Super Inday is the prototypical modern MMFF film. It overreaches, trying to provide audiences with a rounded experience. There is action and romance and comedy and drama. Our heroine will make a dramatic plea to the mother that abandoned her long ago. She will also fall into a swimming pool. The film tries to give everything to everyone, but the lack of focus means that it doesn’t do anything particularly well. Take the fight sequences, for example. The fight choreography is smart enough, but it’s all shot poorly. The film employs a cheesy zoom in effect that can’t seem to get the action all in frame.
Everything else just falls short of good. The story doesn’t make much sense, featuring the kind of villain that has every chance to succeed, but generally chooses not to. It’s never really clear what powers Super Inday has at any given moment. She’s supposed to get a progression of powers, but that’s more or less abandoned by the middle of the film, where Inday seems to lose and gain powers depending on what the film needs her to do at any given moment. The drama fails the hardest, because the rest of the film is so outwardly silly that any sort of emotion just feels dead false.
This is a pretty good role for Marian Rivera, however. Too often, she’s stuffed into roles that require her to be quiet or unassuming. Rivera has more personality than that, and here she gets to flex it. It isn’t always endearing, but it at least feels true. John Lapus is consistently entertaining, but it might suit him to try more subtle roles. Jake Cuenca doesn’t do much of anything. Mylene Dizon seems to have some fun playing the film’s villain, but the character is pretty flat.
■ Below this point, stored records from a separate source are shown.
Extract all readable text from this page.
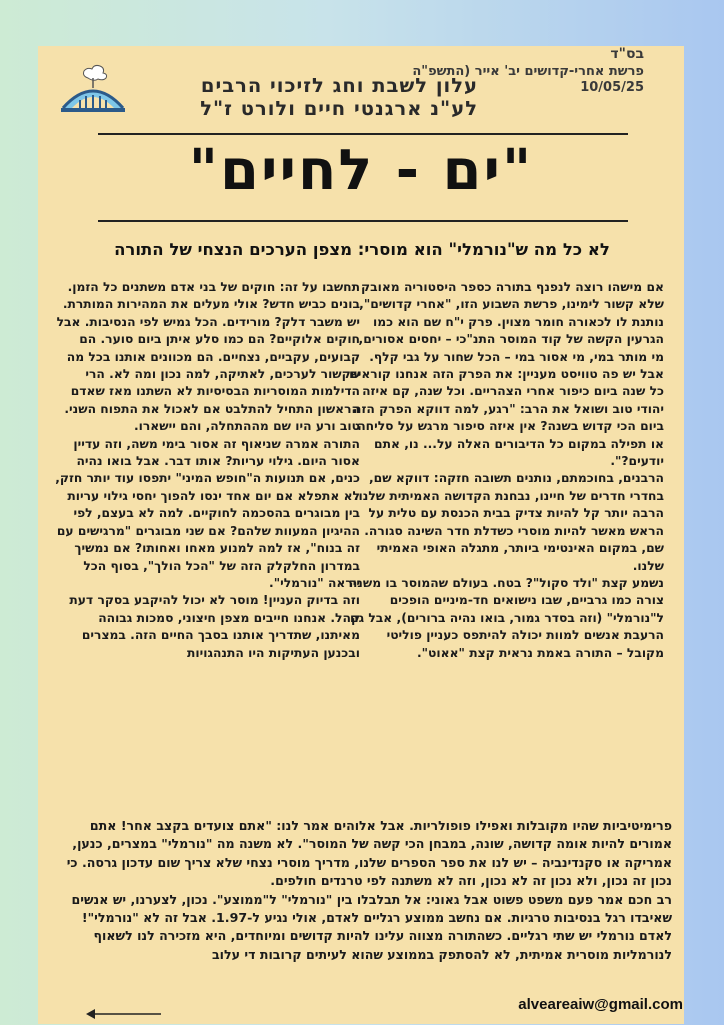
בס"ד
פרשת אחרי-קדושים יב' אייר (התשפ"ה 10/05/25
עלון לשבת וחג לזיכוי הרבים
לע"נ ארגנטי חיים ולורט ז"ל
"ים - לחיים"
לא כל מה ש"נורמלי" הוא מוסרי: מצפן הערכים הנצחי של התורה

אם מישהו רוצה לנפנף בתורה כספר היסטוריה מאובק שלא קשור לימינו, פרשת השבוע הזו, "אחרי קדושים", נותנת לו לכאורה חומר מצוין. פרק י"ח שם הוא כמו הגרעין הקשה של קוד המוסר התנ"כי – יחסים אסורים, מי מותר במי, מי אסור במי – הכל שחור על גבי קלף.

אבל יש פה טוויסט מעניין: את הפרק הזה אנחנו קוראים כל שנה ביום כיפור אחרי הצהריים. וכל שנה, קם איזה יהודי טוב ושואל את הרב: "רגע, למה דווקא הפרק הזה ביום הכי קדוש בשנה? אין איזה סיפור מרגש על סליחה או תפילה במקום כל הדיבורים האלה על... נו, אתם יודעים?".

הרבנים, בחוכמתם, נותנים תשובה חזקה: דווקא שם, בחדרי חדרים של חיינו, נבחנת הקדושה האמיתית שלנו. הרבה יותר קל להיות צדיק בבית הכנסת עם טלית על הראש מאשר להיות מוסרי כשדלת חדר השינה סגורה. שם, במקום האינטימי ביותר, מתגלה האופי האמיתי שלנו.

נשמע קצת "ולד סקול"? בטח. בעולם שהמוסר בו משנה צורה כמו גרביים, שבו נישואים חד-מיניים הופכים ל"נורמלי" (וזה בסדר גמור, בואו נהיה ברורים), אבל גם הרעבת אנשים למוות יכולה להיתפס כעניין פוליטי מקובל – התורה באמת נראית קצת "אאוט".

תחשבו על זה: חוקים של בני אדם משתנים כל הזמן. בונים כביש חדש? אולי מעלים את המהירות המותרת. יש משבר דלק? מורידים. הכל גמיש לפי הנסיבות. אבל חוקים אלוקיים? הם כמו סלע איתן ביום סוער. הם קבועים, עקביים, נצחיים. הם מכוונים אותנו בכל מה שקשור לערכים, לאתיקה, למה נכון ומה לא. הרי הדילמות המוסריות הבסיסיות לא השתנו מאז שאדם הראשון התחיל להתלבט אם לאכול את התפוח השני. טוב ורע היו שם מההתחלה, והם יישארו.

התורה אמרה שניאוף זה אסור בימי משה, וזה עדיין אסור היום. גילוי עריות? אותו דבר. אבל בואו נהיה כנים, אם תנועות ה"חופש המיני" יתפסו עוד יותר חזק, לא אתפלא אם יום אחד ינסו להפוך יחסי גילוי עריות בין מבוגרים בהסכמה לחוקיים. למה לא בעצם, לפי ההיגיון המעוות שלהם? אם שני מבוגרים "מרגישים עם זה בנוח", אז למה למנוע מאחו ואחותו? אם נמשיך במדרון החלקלק הזה של "הכל הולך", בסוף הכל ייראה "נורמלי".

וזה בדיוק העניין! מוסר לא יכול להיקבע בסקר דעת קהל. אנחנו חייבים מצפן חיצוני, סמכות גבוהה מאיתנו, שתדריך אותנו בסבך החיים הזה. במצרים ובכנען העתיקות היו התנהגויות

פרימיטיביות שהיו מקובלות ואפילו פופולריות. אבל אלוהים אמר לנו: "אתם צועדים בקצב אחר! אתם אמורים להיות אומה קדושה, שונה, במבחן הכי קשה של המוסר". לא משנה מה "נורמלי" במצרים, כנען, אמריקה או סקנדינביה – יש לנו את ספר הספרים שלנו, מדריך מוסרי נצחי שלא צריך שום עדכון גרסה. כי נכון זה נכון, ולא נכון זה לא נכון, וזה לא משתנה לפי טרנדים חולפים.
רב חכם אמר פעם משפט פשוט אבל גאוני: אל תבלבלו בין "נורמלי" ל"ממוצע". נכון, לצערנו, יש אנשים שאיבדו רגל בנסיבות טרגיות. אם נחשב ממוצע רגליים לאדם, אולי נגיע ל-1.97. אבל זה לא "נורמלי"! לאדם נורמלי יש שתי רגליים. כשהתורה מצווה עלינו להיות קדושים ומיוחדים, היא מזכירה לנו לשאוף לנורמליות מוסרית אמיתית, לא להסתפק בממוצע שהוא לעיתים קרובות די עלוב
alveareaiw@gmail.com
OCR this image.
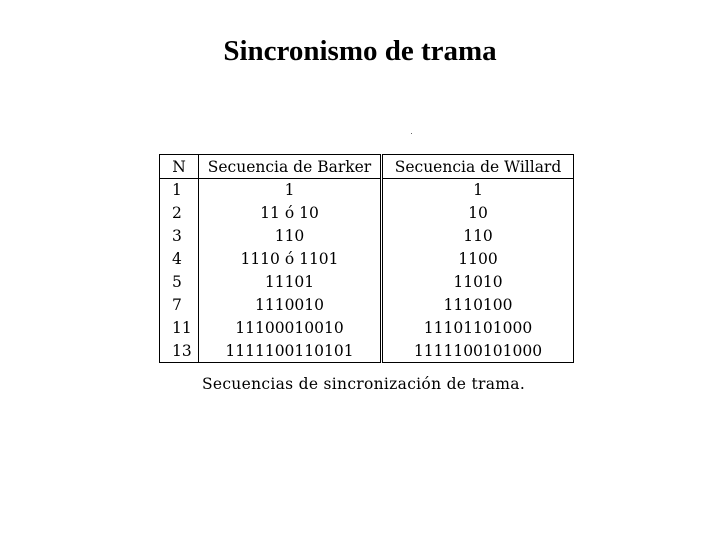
Sincronismo de trama
N	Secuencia de Barker	Secuencia de Willard
1	1	1
2	11 ó 10	10
3	110	110
4	1110 ó 1101	1100
5	11101	11010
7	1110010	1110100
11	11100010010	11101101000
13	1111100110101	1111100101000
Secuencias de sincronización de trama.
Cherry Pie Picache tries to wring some drama out of her character, but the lines just aren’t there.
The film ends with a giant crab monster invading a family picnic, looking for Super Inday. These last few minutes provide a glimpse at what Super Inday at ang Golden Bibe really ought to have been. Right before it ends, the film shows us something that’s at least visually interesting and conceptually hilarious. The movie might have benefitted if it just committed to the insanity and had the titular heroine fighting something like a giant crab monster. But instead, we get a halfhearted parental melodrama mixed in with a halfhearted superhero story. If nothing else, we really need our film to go about wholeheartedly.